Записано со слов раввина Довида Гурари, Холон.


– Вчера моя мать оказалась по делам в Бней-Браке, – начал раввин свой рассказ. – Проходя по улице, она увидела возле пекарни ультраортодоксальную женщину, которая рылась в мусорном баке, куда выкидывают подгоревшие халы и булочки. Нет, она не походила на опустившегося по той или иной причине человека. На ее лице не были заметны следы пьянства или иной порочной страсти. Женщина была опрятно одета, и в ее движениях проглядывало достоинство.

Жалость сжала сердце моей матери. Она вытащила все, что было у нее в кошельке – несколько сотен шекелей – и предложила их женщине. К величайшему удивлению, та отказалась.

– Мы не хотим зависеть от людских милостей, – вежливо, но очень твердо произнесла женщина. – Если Всевышний решил сделать нас нищими – значит, мы будем нищими.

– Но, может быть, – возразила моя мать, – Всевышний послал меня сегодня в Бней-Брак именно для того, чтобы я помогла вам купить все необходимое для субботы!

– Нет, – покачала головой женщина. – Если Он захочет послать нам средства к существованию, пусть сделает это через моего мужа. Найдет ему достойную работу или какой-нибудь другой заработок. Коль скоро Он так не поступает, следовательно, Его воля пока держать нас в нищете.
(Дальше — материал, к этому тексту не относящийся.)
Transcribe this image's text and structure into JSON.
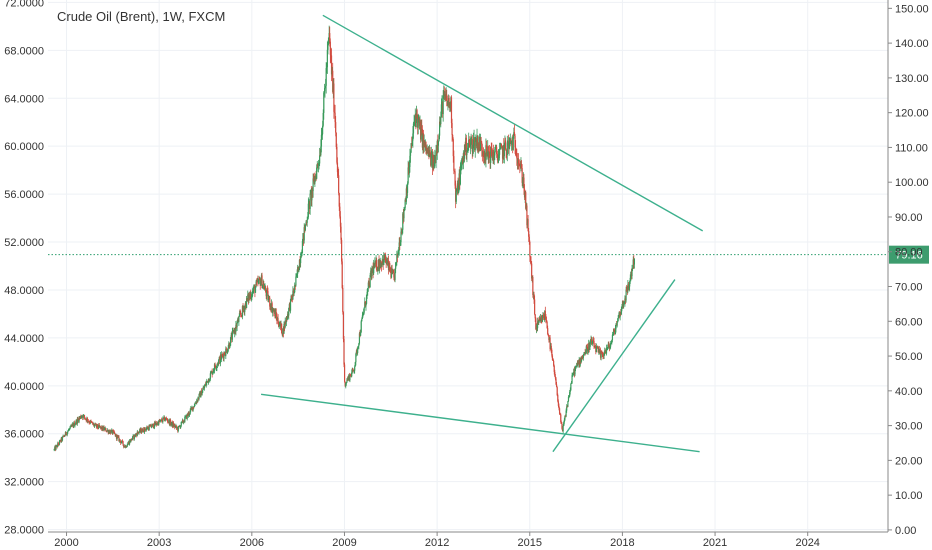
{
  "chart_data": {
    "type": "candlestick",
    "title": "Crude Oil (Brent), 1W, FXCM",
    "x_axis": {
      "range": [
        1999.4,
        2026.6
      ],
      "tick_values": [
        2000,
        2003,
        2006,
        2009,
        2012,
        2015,
        2018,
        2021,
        2024
      ],
      "tick_labels": [
        "2000",
        "2003",
        "2006",
        "2009",
        "2012",
        "2015",
        "2018",
        "2021",
        "2024"
      ]
    },
    "left_axis": {
      "range": [
        27.8,
        72.2
      ],
      "tick_values": [
        28,
        32,
        36,
        40,
        44,
        48,
        52,
        56,
        60,
        64,
        68,
        72
      ],
      "tick_labels": [
        "28.0000",
        "32.0000",
        "36.0000",
        "40.0000",
        "44.0000",
        "48.0000",
        "52.0000",
        "56.0000",
        "60.0000",
        "64.0000",
        "68.0000",
        "72.0000"
      ]
    },
    "right_axis": {
      "range": [
        -0.6,
        152.4
      ],
      "tick_values": [
        0,
        10,
        20,
        30,
        40,
        50,
        60,
        70,
        80,
        90,
        100,
        110,
        120,
        130,
        140,
        150
      ],
      "tick_labels": [
        "0.00",
        "10.00",
        "20.00",
        "30.00",
        "40.00",
        "50.00",
        "60.00",
        "70.00",
        "80.00",
        "90.00",
        "100.00",
        "110.00",
        "120.00",
        "130.00",
        "140.00",
        "150.00"
      ]
    },
    "current_price": {
      "value": 79.16,
      "label": "79.16"
    },
    "price_series": {
      "x": [
        1999.6,
        2000.0,
        2000.5,
        2000.9,
        2001.5,
        2001.9,
        2002.3,
        2002.8,
        2003.2,
        2003.6,
        2004.0,
        2004.4,
        2004.8,
        2005.2,
        2005.6,
        2005.9,
        2006.3,
        2006.6,
        2007.0,
        2007.4,
        2007.8,
        2008.2,
        2008.5,
        2008.7,
        2008.9,
        2009.0,
        2009.3,
        2009.6,
        2009.9,
        2010.3,
        2010.6,
        2010.9,
        2011.3,
        2011.6,
        2011.9,
        2012.2,
        2012.45,
        2012.6,
        2012.9,
        2013.3,
        2013.6,
        2014.0,
        2014.5,
        2014.8,
        2015.0,
        2015.2,
        2015.5,
        2015.8,
        2016.05,
        2016.4,
        2016.7,
        2017.0,
        2017.3,
        2017.6,
        2017.9,
        2018.2,
        2018.4
      ],
      "y": [
        23,
        28,
        33,
        30,
        28,
        24,
        28,
        30,
        32,
        29,
        34,
        40,
        47,
        52,
        61,
        67,
        72,
        65,
        57,
        70,
        91,
        108,
        142,
        118,
        80,
        42,
        46,
        62,
        75,
        78,
        72,
        90,
        120,
        110,
        105,
        124,
        122,
        95,
        110,
        112,
        108,
        108,
        112,
        100,
        80,
        58,
        62,
        45,
        28,
        45,
        50,
        54,
        50,
        53,
        62,
        70,
        79
      ]
    },
    "trendlines": [
      {
        "x": [
          2008.3,
          2020.6
        ],
        "y": [
          148,
          86
        ]
      },
      {
        "x": [
          2006.3,
          2020.5
        ],
        "y": [
          39,
          22.5
        ]
      },
      {
        "x": [
          2015.75,
          2019.7
        ],
        "y": [
          22.5,
          72
        ]
      }
    ]
  }
}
Она выделила слово «пока» и мать поняла, что женщина роется в мусорном ящике не из-за слабости характера, лени или распущенности, а с четким осознанием своей судьбы и полным смирением перед выпавшей долей. Более того, она пыталась делать это с радостью, принимая решение Творца, каким бы тяжелым оно ни казалось.

Мать еще несколько минут пробовала уговорить ее взять деньги, но, увидев тщетность своих попыток, пожелала счастливой субботы и ушла.

– О таких людях, – продолжил раввин, – мы только читали в старых книжках. В наше время столь сильные вера и самоотверженность почти не встречаются. Бней-Брак переполнен благотворительными обществами всякого рода. Есть организации, доставляющие медицинское оборудование для больных, разумеется, совершенно бесплатно. Есть раздающие одежду, мебель – пусть не новую, но вполне пригодную для использования – книги, зонтики, обувь, даже соски для младенцев.

– А соски-то зачем, – удивился я. – Разве в наше время кто-то станет давать своему ребенку поношенную соску?

– Конечно, нет, – улыбнулся раввин. – Речь идет про субботу. Предположим, у вас потерялась соска, и запасная тоже куда-то задевалась. Где вы будет в святой день искать новую? Магазины-то закрыты! И даже если бы они были открыты, кто станет покупать в субботу?

Так вот, есть в Бней-Браке несколько семей, которые держат большой запас новых – в упаковке – сосок разного вида, и если вашему младенцу понадобится новая соска в святой день, вы можете прийти и взять. С тем, разумеется, чтобы потом вернуть новую соску, вместо полученной.

Человека, которому нечего есть, ищут по всему Бней-Браку не одна и не пять организаций, не считая сотен евреев, мечтающих помочь нуждающемуся еврею. Стоит только заикнуться, что у тебя нет еды на субботу, как немедленно привезут и халы, и вино, и фаршированную рыбу, и кугл, и чолнт, и печенье, да еще в таком количестве, что придется доедать все это до следующей субботы. Отказаться от щедрой и совершенно бескорыстной помощи – это сознательное решение, требующее большого мужества и большой веры.

Хасиды рассказывают знаменитую историю о современниках Бааль-Шем-Това, которая сегодня кажется придуманной. Ей место на страницах детских книжек, с историями про чудеса праведников. В нынешнем мире большинство людей, даже очень хороших и правильных, совершенно не стесняются пользоваться помощью благотворительных организаций и не считают это чем-либо зазорным.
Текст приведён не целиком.